Worth mentioning also is ACICIS (Australian Consortium for In-country Indonesian Studies), run by 26 member universities, which provide opportunities and facilities for Australian students to study in Indonesian universities together with local students.

It is important to note that all these programs have been successfully run on relatively tight budgets. This really shows that Australia has commitment and competent human resources as well as a fair number of young people and adults who are interested in deepening their cultural knowledge of Asia. These are valuable assets not to be wasted.

It would seem bewilderingly short-sighted therefore, when the government stopped the funding for Asian studies across Australia in 2002. Then when it was resumed in 2008, the funds, to be released throughout a four-year span, were too small to achieve much. This year’s May budget shows that the funding was not even renewed.

In that context, the paragraph in chapter six of the paper sounds rather incongruous, “The capacity for Australians to build deeper ties with Asia will be hampered if there is not an increase in the proficiency of languages other than English.

Relying on the language capabilities of Asian-Australians for all of Australia’s relationships and engagement will not be adequate. Proficiency in more than one language is a basic skill of the 21st century.’’

Maybe Australians just cannot see the point of learning another language when they can get by with English much of the time. Unfortunately, as those who took the trouble of learning a second (or third) language will testify, those who didn’t, miss out on a whole world of knowledge and experience.

As long as policymakers belong to the latter group, this fact eludes them, Australia will continue to ignore, and waste, its own valuable resources of people who are competent in more than one language and more widely, culturally aware.

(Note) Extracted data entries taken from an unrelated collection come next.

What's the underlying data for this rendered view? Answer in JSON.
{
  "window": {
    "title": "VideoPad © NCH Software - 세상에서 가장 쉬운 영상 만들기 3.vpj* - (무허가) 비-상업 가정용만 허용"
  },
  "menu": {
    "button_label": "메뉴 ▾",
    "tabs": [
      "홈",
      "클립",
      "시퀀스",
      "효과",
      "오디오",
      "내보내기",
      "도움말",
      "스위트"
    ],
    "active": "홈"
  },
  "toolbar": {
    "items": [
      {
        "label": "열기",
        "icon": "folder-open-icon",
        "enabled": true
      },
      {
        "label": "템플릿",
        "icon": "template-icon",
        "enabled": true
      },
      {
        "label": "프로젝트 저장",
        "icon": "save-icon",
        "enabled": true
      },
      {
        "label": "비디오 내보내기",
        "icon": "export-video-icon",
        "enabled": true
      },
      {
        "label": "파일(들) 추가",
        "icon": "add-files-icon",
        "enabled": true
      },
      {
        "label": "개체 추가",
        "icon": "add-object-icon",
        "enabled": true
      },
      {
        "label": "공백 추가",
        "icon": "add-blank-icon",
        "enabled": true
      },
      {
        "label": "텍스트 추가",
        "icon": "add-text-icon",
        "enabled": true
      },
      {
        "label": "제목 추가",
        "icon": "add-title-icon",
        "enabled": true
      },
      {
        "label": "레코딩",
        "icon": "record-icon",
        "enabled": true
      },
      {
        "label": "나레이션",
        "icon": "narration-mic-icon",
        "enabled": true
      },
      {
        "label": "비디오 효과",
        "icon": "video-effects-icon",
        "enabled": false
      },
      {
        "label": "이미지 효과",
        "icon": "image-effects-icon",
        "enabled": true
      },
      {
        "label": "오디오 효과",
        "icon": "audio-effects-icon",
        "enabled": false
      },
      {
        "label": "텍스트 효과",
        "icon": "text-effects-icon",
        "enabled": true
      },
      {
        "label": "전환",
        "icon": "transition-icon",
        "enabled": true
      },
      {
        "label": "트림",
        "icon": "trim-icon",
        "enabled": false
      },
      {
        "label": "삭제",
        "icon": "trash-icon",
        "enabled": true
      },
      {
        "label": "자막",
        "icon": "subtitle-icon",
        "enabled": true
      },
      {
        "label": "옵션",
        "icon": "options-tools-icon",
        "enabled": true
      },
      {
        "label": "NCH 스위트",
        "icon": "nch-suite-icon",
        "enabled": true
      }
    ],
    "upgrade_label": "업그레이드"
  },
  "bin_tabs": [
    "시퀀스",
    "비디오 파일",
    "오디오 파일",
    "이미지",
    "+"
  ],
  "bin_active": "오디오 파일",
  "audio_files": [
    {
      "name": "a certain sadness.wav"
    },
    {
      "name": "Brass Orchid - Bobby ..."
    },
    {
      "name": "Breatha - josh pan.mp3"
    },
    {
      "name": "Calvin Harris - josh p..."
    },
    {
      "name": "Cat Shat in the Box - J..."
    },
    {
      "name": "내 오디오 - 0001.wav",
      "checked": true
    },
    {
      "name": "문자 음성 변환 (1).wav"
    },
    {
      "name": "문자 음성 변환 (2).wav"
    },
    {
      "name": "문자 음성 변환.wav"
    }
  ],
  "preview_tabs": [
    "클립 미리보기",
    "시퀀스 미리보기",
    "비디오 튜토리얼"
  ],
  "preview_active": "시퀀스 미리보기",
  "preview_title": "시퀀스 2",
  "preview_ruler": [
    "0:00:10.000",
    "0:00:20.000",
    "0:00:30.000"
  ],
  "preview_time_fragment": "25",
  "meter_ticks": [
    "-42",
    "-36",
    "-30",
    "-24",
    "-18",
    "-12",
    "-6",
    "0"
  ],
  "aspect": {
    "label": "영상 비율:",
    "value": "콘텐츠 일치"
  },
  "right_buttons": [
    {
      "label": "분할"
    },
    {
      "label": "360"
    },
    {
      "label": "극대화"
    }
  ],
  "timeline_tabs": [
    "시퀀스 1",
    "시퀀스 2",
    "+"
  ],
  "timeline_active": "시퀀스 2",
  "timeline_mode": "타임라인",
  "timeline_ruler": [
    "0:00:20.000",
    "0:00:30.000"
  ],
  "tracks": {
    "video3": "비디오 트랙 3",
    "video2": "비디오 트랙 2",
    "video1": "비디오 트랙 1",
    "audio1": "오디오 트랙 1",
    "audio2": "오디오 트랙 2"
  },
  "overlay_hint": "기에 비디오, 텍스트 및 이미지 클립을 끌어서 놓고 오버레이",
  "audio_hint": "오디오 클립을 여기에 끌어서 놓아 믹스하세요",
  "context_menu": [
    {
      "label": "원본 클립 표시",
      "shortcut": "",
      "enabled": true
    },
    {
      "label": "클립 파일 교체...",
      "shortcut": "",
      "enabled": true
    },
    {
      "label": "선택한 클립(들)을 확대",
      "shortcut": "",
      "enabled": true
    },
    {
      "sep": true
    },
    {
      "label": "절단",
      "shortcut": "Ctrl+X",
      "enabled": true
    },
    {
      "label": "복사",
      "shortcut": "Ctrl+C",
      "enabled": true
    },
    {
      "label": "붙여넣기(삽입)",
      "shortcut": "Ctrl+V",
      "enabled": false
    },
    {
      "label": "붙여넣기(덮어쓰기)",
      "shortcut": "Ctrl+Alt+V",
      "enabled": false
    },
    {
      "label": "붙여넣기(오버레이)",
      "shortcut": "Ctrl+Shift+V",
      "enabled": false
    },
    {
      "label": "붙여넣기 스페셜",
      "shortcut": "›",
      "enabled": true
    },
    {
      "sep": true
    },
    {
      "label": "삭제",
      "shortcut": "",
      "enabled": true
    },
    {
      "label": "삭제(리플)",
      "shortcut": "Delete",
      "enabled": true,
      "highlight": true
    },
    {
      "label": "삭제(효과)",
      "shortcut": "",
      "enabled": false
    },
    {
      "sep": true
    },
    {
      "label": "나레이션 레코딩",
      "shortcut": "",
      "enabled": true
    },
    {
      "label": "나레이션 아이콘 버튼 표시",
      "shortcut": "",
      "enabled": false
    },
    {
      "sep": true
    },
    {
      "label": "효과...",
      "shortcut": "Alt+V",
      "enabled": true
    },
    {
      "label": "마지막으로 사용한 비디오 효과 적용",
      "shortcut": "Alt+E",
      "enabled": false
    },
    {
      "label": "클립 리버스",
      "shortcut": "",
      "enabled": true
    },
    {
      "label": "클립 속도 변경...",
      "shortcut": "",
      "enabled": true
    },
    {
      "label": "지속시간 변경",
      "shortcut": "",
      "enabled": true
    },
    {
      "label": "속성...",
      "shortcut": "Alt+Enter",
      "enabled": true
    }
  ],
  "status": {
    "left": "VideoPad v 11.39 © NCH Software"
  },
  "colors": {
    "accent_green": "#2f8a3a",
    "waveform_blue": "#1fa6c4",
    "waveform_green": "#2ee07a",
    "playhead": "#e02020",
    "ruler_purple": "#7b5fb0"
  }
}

This general cultural unawareness became obvious in the general tone of the paper. It is heavy on the message that Australia needs to know Asia better, and light on Asia’s need to know Australia better, except as a resource-rich country in the fields of natural, financial, technology know-how and industry know-how. In fact, one cannot help seeing between the lines: “Now that you show promise to be economically significant, we’d like to make friends with you”.

The desire to learn from Asian countries, it seems, is not motivated by the belief that they have some good things to teach Australia, but that Australia needs to know how they operate to avoid “pitfalls” in doing business with them, or in dealing in other matters, such as regional security. To think that countries in Asia are unable to sense this patronizing attitude is downright careless.

The paper will most likely be generally well-received in Indonesia where people are more used to different types of behavior from its own diverse population, and do not take patronizing attitudes too seriously. And I believe that Indonesians of various sectors and groups are astute enough to perceive the great potential the proposals in the paper have.

However I certainly cannot speak for the whole of Asia. And for this endeavour to succeed, the paper must find a favorable spot in each of these countries.

The writer is a journalist and adjunct research associate at the School of Political and Social Inquiry at the faculty of arts, Monash University, Melbourne.